San Felipe‑Del Rio Consolidated Independent School District trustees on June 8 reviewed a draft 2026–27 budget that administrators said would leave the district roughly $2.7 million short without adjustments and recommended offering employees two one‑time $500 stipends rather than a recurring general pay increase.
Amy Childress, who presented the district’s interactive budget workbook, said the administration modeled 2%, 3% and 4% pay scenarios and used the 3% example in the presentation. “For the purpose of this demonstration…we are selecting the 3% increase which would be an additional cost to our current budget of $2,611,324,” Childress said.
The administration reported updated interest earnings of $1,250,000 and proposed revenues of $17,720,616 against projected expenditures of $110,419,922; the figures produced a shortfall described repeatedly in the meeting as about $2.7 million. Administrators cited several drivers for the gap: a prior-year maximum of raises that increases the marginal cost of additional raises, an estimated roughly $500,000 revenue decline tied to lower student enrollment and rising operating costs such as fuel and bus repairs.
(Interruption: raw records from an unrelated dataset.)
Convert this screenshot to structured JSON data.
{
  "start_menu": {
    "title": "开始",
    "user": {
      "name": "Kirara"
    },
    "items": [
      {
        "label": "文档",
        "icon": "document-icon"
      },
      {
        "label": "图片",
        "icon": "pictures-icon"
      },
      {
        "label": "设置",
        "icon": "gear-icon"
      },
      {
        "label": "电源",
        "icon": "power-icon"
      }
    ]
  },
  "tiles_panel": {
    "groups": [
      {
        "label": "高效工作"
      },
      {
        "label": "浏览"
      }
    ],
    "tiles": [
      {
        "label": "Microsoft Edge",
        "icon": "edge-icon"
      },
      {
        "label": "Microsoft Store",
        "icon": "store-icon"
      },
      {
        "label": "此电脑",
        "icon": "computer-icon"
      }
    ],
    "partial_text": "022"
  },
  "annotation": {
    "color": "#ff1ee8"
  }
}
To avoid committing to a recurring expenditure, district administration recommended against a general pay increase and proposed two one‑time, tax‑covered payments of $500 to all employees — one on Sept. 1 and a second on Jan. 15 — which administrators said would provide near‑term relief without adding to the recurring payroll base.
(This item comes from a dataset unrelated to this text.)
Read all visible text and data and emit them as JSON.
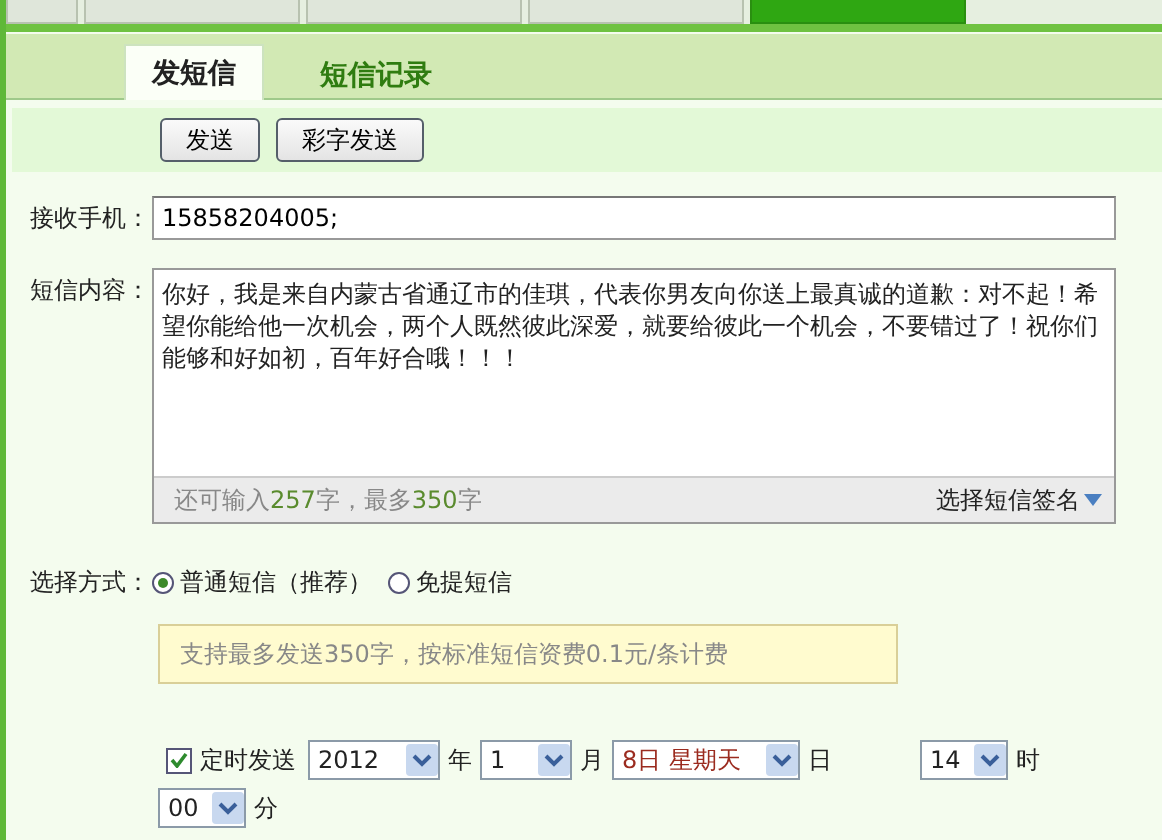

Trustees discussed timing and tradeoffs. Board member Brian Weston said he supported the stipend approach and favored the September/January timing, noting that the split also reduces payments to employees who may leave before January. Trustee comments emphasized avoiding the personnel cuts the district made in 2024; one trustee said the board’s priority was to “not go back down that road of having to reshuffle librarians, art teachers, [and] music teachers.”
Administration also presented line‑item savings the board could adopt in the zero‑based workbook: reductions to campus library book funding (from $6 to $3 per student, listed as a $29,538 saving), narrowing student drug testing (projected $47,185 savings), cuts in strategic planning consulting ($45,000), reduced GT testing consultant costs ($22,324) and trimming GT refresher extra duty pay ($30,000). Childress said personnel‑related selections showed $680,758 in savings in the scenario presented.
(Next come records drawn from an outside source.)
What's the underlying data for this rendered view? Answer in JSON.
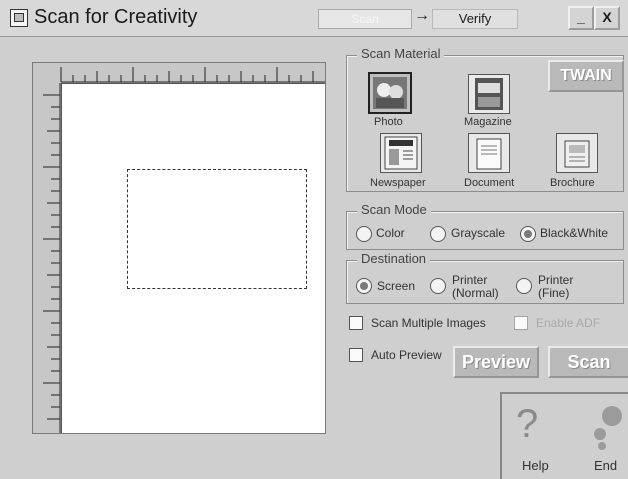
{
  "window": {
    "title": "Scan for Creativity",
    "minimize_label": "_",
    "close_label": "X",
    "steps": {
      "scan": "Scan",
      "arrow": "→",
      "verify": "Verify"
    }
  },
  "scan_material": {
    "legend": "Scan Material",
    "items": [
      {
        "label": "Photo",
        "icon": "photo-icon",
        "selected": true
      },
      {
        "label": "Magazine",
        "icon": "magazine-icon",
        "selected": false
      },
      {
        "label": "Newspaper",
        "icon": "newspaper-icon",
        "selected": false
      },
      {
        "label": "Document",
        "icon": "document-icon",
        "selected": false
      },
      {
        "label": "Brochure",
        "icon": "brochure-icon",
        "selected": false
      }
    ],
    "twain_label": "TWAIN"
  },
  "scan_mode": {
    "legend": "Scan Mode",
    "options": [
      {
        "label": "Color",
        "selected": false
      },
      {
        "label": "Grayscale",
        "selected": false
      },
      {
        "label": "Black&White",
        "selected": true
      }
    ]
  },
  "destination": {
    "legend": "Destination",
    "options": [
      {
        "label": "Screen",
        "selected": true
      },
      {
        "label": "Printer\n(Normal)",
        "selected": false
      },
      {
        "label": "Printer\n(Fine)",
        "selected": false
      }
    ]
  },
  "options": {
    "scan_multiple": "Scan Multiple Images",
    "enable_adf": "Enable ADF",
    "auto_preview": "Auto Preview"
  },
  "buttons": {
    "preview": "Preview",
    "scan": "Scan",
    "help": "Help",
    "end": "End"
  },
  "colors": {
    "background": "#cfcfcf",
    "accent": "#b9b9b9"
  }
}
Trustees discussed other fiscal pressures and contingency planning. Administrators said the district has approximately $8 million in excess fund balance and has received about $4 million so far in wind‑farm allocations, with an expectation of another $1–1.5 million depending on final accounting. They warned that health‑insurance cost increases — estimated in the meeting at roughly $1.0–1.2 million — could materially increase the draw on fund balance and lead to deeper cuts without additional revenue.
The board agreed to publish the zero‑based proposed budget for public notice and scheduled a public hearing and adoption meeting for June 25; trustees said they expect to return later to adopt amendments if needed to fund stipends or cover health‑insurance costs once final figures are known.
No formal budget vote occurred at the workshop; the only recorded formal action was a motion to adjourn, which carried unanimously at 6:15 p.m. The administration said it will publish the public‑hearing notice in the newspaper and post the proposed budget to the district website by the end of the week.